Licensing also has meant—in the United States, anyhow—that there are no such things as used ebooks. Consumers pay top dollar for anything that isn’t Creative Commons, public domain, or by an unknown author; in other words, when an item is new or resurgent (after it gets made into a movie, for instance), consumers rent access to it through various vendors (mainly Amazon, Kobo, Google, and Apple).
That’s how it is in the United States, anyhow, where copyright is a corporate asset and is zealously protected and expanded.
But things seem to be different in the European Union, at least based on a recent ruling by the Amsterdam Court. A Netherlands-based online retailer of used digital media, Tom Kabinet, was sued by some EU publishers who made pretty much the same arguments as US corporations. But digital material never deteriorates! Cheap secondary markets will stifle innovation! However, the EU court saw things differently: It judged that such sales were not illegal.

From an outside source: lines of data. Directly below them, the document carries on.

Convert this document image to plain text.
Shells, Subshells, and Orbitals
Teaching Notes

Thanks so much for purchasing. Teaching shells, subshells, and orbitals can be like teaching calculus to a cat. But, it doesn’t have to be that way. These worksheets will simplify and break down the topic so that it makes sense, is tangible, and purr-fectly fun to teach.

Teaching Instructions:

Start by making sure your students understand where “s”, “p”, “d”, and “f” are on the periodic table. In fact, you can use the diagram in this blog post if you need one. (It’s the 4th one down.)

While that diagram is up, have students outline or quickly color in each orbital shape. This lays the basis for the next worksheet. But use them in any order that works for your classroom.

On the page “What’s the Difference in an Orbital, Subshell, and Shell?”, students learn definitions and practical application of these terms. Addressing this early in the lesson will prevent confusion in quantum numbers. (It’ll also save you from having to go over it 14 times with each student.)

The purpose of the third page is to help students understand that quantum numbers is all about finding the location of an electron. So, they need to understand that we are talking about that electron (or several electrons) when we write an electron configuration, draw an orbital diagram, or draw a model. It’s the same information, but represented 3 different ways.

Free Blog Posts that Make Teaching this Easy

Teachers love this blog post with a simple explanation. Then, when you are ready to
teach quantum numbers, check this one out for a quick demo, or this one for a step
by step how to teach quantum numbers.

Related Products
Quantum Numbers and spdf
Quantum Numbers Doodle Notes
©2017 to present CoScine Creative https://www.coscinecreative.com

The result? There was such a surge of traffic to the Tom Kabinet site that it crashed at first. Publishers aren’t happy.
Another decision (PDF file) dating back to 2012 extended the principle beyond ebooks. The Court of Justice of the European Union stated that “An author of software cannot oppose the resale of his ‘used’ licenses allowing the use of his programs downloaded from the internet. The exclusive right of distribution of a copy of a computer program covered by such a license is exhausted on its first sale.”
The internet is a global network. The technical logistics of distributing a book or movie made in America directly to, for instance, Belgium, are trivial—one click. The problem is copyright. But now there are two starkly different approaches to it. Speaking on behalf of the reader, that’s good news. I would think it’s also good news for libraries. Speaking on behalf of authors, it’s not clear that they’re getting such a good deal from the EU rulings. And for the publishers? It looks like even more uncertainty.